A decades-long sentiment I have alluded to many times, I also credit exercise with helping me recover faster and better from my concussion than I might have otherwise.

RealClearScience: How Regular Exercise Restructures the Brain

2022-01-27, by Ross Pomeroy. Emphasis added.

Physical activity can do wonders for the body. Exercise can trim weight, chisel muscles, and strengthen the lower back, among many other benefits. Less overt, but no less consequential, physical activity can also buff up your brain. Science is increasingly revealing that the brains of those who regularly work out can look very different compared to the brains of people who don't.

Changes can start to occur in adolescence. Reviewing the scientific literature in 2018, researchers from the University of Southern California found that for teens aged 15-18, regular exercisers tended to have larger hippocampal volumes as well as larger rostral middle frontal volumes compared to healthy matched control teenagers. The hippocampus is most commonly associated with memory and spatial navigation, while the rostral middle frontal gyrus has been linked toemotion regulation and working memory. Studies suggest that these structural changes translate to improved cognitive performance and better academic outcomes.

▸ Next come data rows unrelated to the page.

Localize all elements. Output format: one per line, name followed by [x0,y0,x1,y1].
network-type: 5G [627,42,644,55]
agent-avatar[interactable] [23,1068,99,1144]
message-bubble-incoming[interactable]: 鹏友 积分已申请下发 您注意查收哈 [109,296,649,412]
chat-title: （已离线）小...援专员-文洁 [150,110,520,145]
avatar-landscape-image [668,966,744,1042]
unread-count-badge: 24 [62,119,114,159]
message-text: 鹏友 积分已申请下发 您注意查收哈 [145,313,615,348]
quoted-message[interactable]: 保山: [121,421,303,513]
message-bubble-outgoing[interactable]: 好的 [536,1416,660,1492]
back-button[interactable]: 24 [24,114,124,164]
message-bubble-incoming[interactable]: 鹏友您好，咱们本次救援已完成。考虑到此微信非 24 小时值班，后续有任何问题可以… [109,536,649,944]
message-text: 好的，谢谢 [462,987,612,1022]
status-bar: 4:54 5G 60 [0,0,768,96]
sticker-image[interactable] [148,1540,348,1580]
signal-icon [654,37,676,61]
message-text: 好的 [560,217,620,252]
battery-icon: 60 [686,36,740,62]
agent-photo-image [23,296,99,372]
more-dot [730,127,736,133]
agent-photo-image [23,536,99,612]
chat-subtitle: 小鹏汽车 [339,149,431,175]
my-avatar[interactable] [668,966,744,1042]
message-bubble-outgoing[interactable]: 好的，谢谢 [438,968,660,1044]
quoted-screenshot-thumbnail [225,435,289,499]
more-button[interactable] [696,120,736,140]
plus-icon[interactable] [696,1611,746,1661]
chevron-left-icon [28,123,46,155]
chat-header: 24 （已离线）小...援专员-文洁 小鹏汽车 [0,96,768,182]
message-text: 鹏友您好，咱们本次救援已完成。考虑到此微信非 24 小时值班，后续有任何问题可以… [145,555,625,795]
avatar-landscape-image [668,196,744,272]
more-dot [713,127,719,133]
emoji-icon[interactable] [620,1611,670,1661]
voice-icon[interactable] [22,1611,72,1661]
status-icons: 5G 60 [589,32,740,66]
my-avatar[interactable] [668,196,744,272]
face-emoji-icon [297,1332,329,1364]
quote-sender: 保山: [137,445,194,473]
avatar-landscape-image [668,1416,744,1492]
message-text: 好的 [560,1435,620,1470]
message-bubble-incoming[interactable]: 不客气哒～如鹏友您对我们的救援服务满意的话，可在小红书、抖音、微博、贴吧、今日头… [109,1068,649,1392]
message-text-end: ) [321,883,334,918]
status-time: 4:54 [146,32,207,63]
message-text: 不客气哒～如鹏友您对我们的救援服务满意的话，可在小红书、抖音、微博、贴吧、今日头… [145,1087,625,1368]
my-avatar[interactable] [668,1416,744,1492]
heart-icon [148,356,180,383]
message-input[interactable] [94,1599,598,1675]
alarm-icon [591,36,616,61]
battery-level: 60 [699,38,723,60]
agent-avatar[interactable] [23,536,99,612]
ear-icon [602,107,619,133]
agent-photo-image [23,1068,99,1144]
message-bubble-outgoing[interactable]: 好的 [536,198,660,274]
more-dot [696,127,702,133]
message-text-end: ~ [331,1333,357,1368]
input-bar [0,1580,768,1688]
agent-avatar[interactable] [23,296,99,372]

Exercise's brain augmenting qualities extend into adulthood, even though the brain tends to be less 'plastic' (easily changed) as we get older. Rutgers University scientists beautifully demonstrated this in a study published early last year:

...

One way exercise can induce changes in the brain is by increasing levels of the protein brain-derived neurotrophic factor (BDNF) in the blood, which is linked to neurogenesis. More BDNF may mean more new neurons in the brain. Regular exercise also increases the growth of additional blood vessels in the brain and helps maintain current ones, leading to boosted blood flow for the oxygen-hungry organ. Lastly, physical activity seems to keep microglia in good working order. Microglia "constantly check the brain for potential threats from microbes or dying or damaged cells and clear any damage they find," Áine Kelly, a Professor in Physiology at Trinity College Dublin wrote for The Conversation.

Regularly moving one's body may be the closest thing there is to a health panacea, for both outside the skull and inside.

WIND: cause and effect or correlation is not causation? I vote for cause-effect. The mind and body are intertwined. And increased blood flow alone should greatly improve health, purely from a physiological standpoint.